No significant circularity; derivation relies on independent empirical verification

full rationale

The paper's chain proceeds by using a pre-trained CM as an ODE solver, performing normality tests on velocity fields to confirm Gaussian variance-exploding noise, and then introducing JFDL as an alignment procedure to enable post-hoc guidance. This verification step is presented as external empirical support rather than a definitional or fitted tautology. No equations or claims reduce by construction to prior inputs, no load-bearing self-citations appear, and the method does not rename fitted quantities as predictions. The central result (post-hoc guidance without a DM teacher) therefore retains independent content from the reported experiments on CIFAR-10 and ImageNet.

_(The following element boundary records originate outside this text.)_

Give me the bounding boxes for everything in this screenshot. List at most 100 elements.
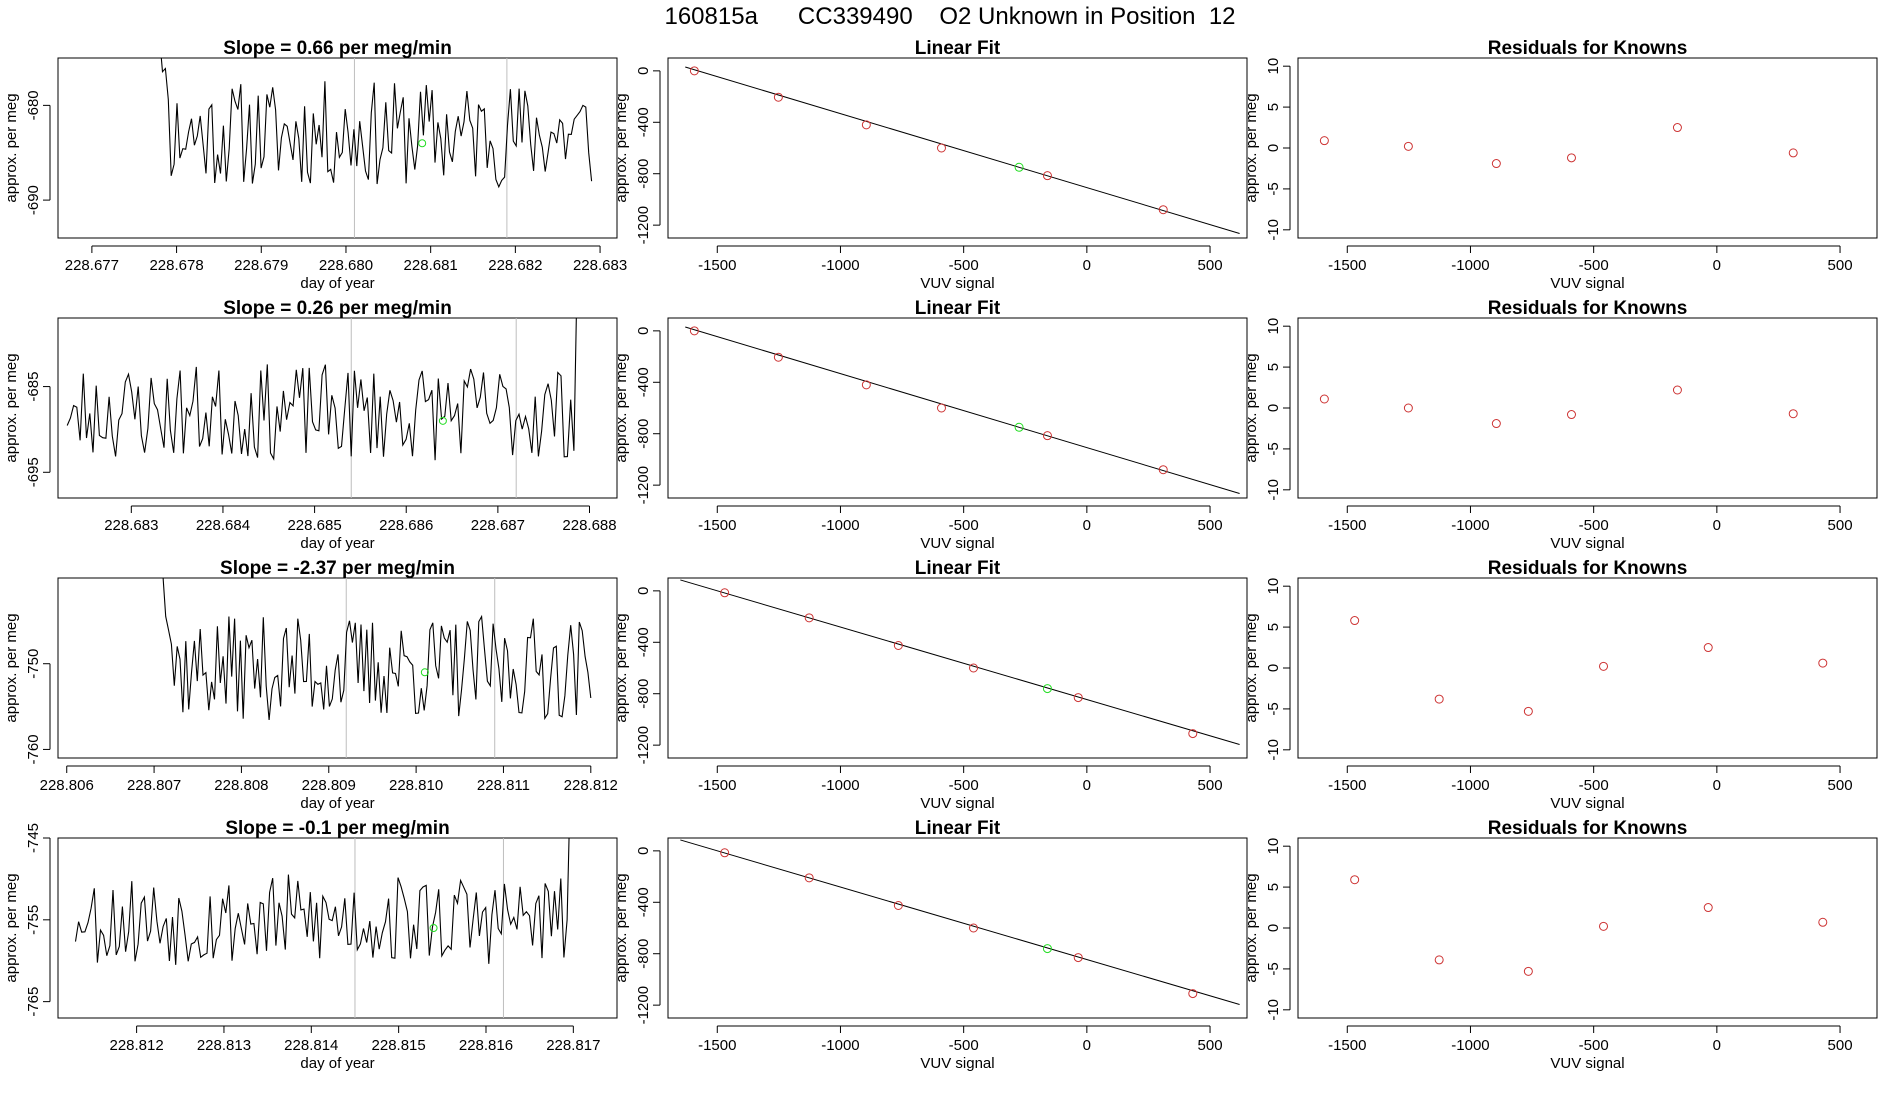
plot-area <box>685 326 1240 494</box>
x-tick-label: 0 <box>1713 777 1721 794</box>
y-axis-label: approx. per meg <box>613 353 630 462</box>
panel-resid-row3: Residuals for Knowns -1500 -1000 -500 0 500 VU… <box>1243 558 1878 812</box>
plot-frame <box>667 57 1248 239</box>
x-tick-label: 228.816 <box>459 1037 513 1054</box>
residual-point <box>1818 917 1828 927</box>
panel-fit-row3: Linear Fit -1500 -1000 -500 0 500 VUV signal 0 -… <box>613 558 1248 812</box>
unknown-point <box>1014 422 1024 432</box>
x-tick-label: 228.809 <box>302 777 356 794</box>
y-tick-label: -750 <box>25 649 42 679</box>
plot-area <box>685 66 1240 234</box>
x-tick-label: -1000 <box>821 257 859 274</box>
known-point <box>1042 431 1052 441</box>
plot-frame <box>57 837 618 1019</box>
y-axis-label: approx. per meg <box>3 93 20 202</box>
y-tick-label: 10 <box>1265 838 1282 855</box>
plot-area <box>1319 123 1798 169</box>
panel-fit-row1: Linear Fit -1500 -1000 -500 0 500 VUV signal 0 -… <box>613 38 1248 292</box>
x-tick-label: -500 <box>1579 777 1609 794</box>
unknown-point <box>438 416 447 425</box>
x-axis-label: VUV signal <box>1550 535 1624 552</box>
x-tick-label: 500 <box>1828 777 1853 794</box>
y-tick-label: 5 <box>1265 623 1282 631</box>
x-tick-label: -500 <box>949 517 979 534</box>
known-point <box>936 143 946 153</box>
x-tick-label: 228.679 <box>234 257 288 274</box>
residual-point <box>1491 159 1501 169</box>
x-tick-label: 228.678 <box>149 257 203 274</box>
y-tick-label: 5 <box>1265 883 1282 891</box>
x-tick-label: 228.811 <box>477 777 530 794</box>
plot-frame <box>667 577 1248 759</box>
plot-area <box>160 58 593 238</box>
residual-point <box>1599 921 1609 931</box>
y-tick-label: -800 <box>635 159 652 189</box>
x-tick-label: 500 <box>1198 777 1223 794</box>
y-tick-label: -5 <box>1265 442 1282 455</box>
y-tick-label: -400 <box>635 887 652 917</box>
x-tick-label: 0 <box>1713 257 1721 274</box>
y-tick-label: 0 <box>635 847 652 855</box>
known-point <box>804 613 814 623</box>
y-tick-label: -400 <box>635 107 652 137</box>
plot-frame <box>57 57 618 239</box>
residual-point <box>1818 658 1828 668</box>
y-tick-label: -10 <box>1265 999 1282 1021</box>
residual-point <box>1319 136 1329 146</box>
y-tick-label: -755 <box>25 905 42 935</box>
y-axis-label: approx. per meg <box>1243 353 1260 462</box>
panel-title: Linear Fit <box>915 38 1001 59</box>
unknown-point <box>420 668 429 677</box>
residual-point <box>1672 123 1682 133</box>
y-tick-label: -680 <box>25 90 42 120</box>
plot-frame <box>57 577 618 759</box>
x-axis-label: VUV signal <box>1550 795 1624 812</box>
x-tick-label: 228.680 <box>319 257 373 274</box>
plot-area <box>162 578 592 758</box>
page-title: 160815a CC339490 O2 Unknown in Position … <box>664 3 1236 30</box>
residual-point <box>1788 148 1798 158</box>
x-tick-label: 0 <box>1713 517 1721 534</box>
unknown-point <box>1014 162 1024 172</box>
x-tick-label: 228.683 <box>573 257 627 274</box>
x-tick-label: 228.677 <box>65 257 119 274</box>
x-tick-label: -1500 <box>1328 777 1366 794</box>
series-line <box>66 318 577 461</box>
known-point <box>689 66 699 76</box>
y-tick-label: -690 <box>25 185 42 215</box>
y-tick-label: -5 <box>1265 962 1282 975</box>
panel-series-row2: Slope = 0.26 per meg/min 228.683 228.684 22… <box>3 298 618 552</box>
fit-line <box>680 839 1240 1005</box>
x-tick-label: 228.817 <box>546 1037 600 1054</box>
x-tick-label: 228.813 <box>197 1037 251 1054</box>
known-point <box>1073 693 1083 703</box>
x-tick-label: -1000 <box>1451 517 1489 534</box>
x-tick-label: 500 <box>1828 257 1853 274</box>
x-axis-label: VUV signal <box>920 535 994 552</box>
unknown-point <box>1042 944 1052 954</box>
y-tick-label: -10 <box>1265 739 1282 761</box>
known-point <box>1073 953 1083 963</box>
known-point <box>804 873 814 883</box>
y-tick-label: 5 <box>1265 363 1282 371</box>
x-tick-label: 228.808 <box>214 777 268 794</box>
y-tick-label: 0 <box>635 67 652 75</box>
residual-point <box>1566 410 1576 420</box>
panel-title: Linear Fit <box>915 558 1001 579</box>
x-axis-label: day of year <box>300 275 374 292</box>
panel-title: Linear Fit <box>915 818 1001 839</box>
panel-resid-row2: Residuals for Knowns -1500 -1000 -500 0 500 VU… <box>1243 298 1878 552</box>
series-line <box>160 58 593 189</box>
residual-point <box>1403 403 1413 413</box>
y-tick-label: -5 <box>1265 182 1282 195</box>
x-tick-label: -1500 <box>698 1037 736 1054</box>
fit-line <box>680 579 1240 745</box>
plot-area <box>1350 875 1828 976</box>
y-tick-label: 5 <box>1265 103 1282 111</box>
y-axis-label: approx. per meg <box>613 93 630 202</box>
x-tick-label: 228.815 <box>372 1037 426 1054</box>
plot-frame <box>1297 317 1878 499</box>
known-point <box>720 588 730 598</box>
x-tick-label: 228.686 <box>379 517 433 534</box>
plot-frame <box>1297 577 1878 759</box>
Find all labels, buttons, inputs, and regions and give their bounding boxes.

Axiom & Free-Parameter Ledger

0 free parameters · 1 axioms · 0 invented entities

The central claim rests on the assumption that the noise is Gaussian and that joint learning can align the distributions for guidance.

axioms (1)
  • domain assumption The variance-exploding noise implied by the velocity fields from unconditional and conditional distributions is Gaussian.
    Verified with normality tests as per abstract.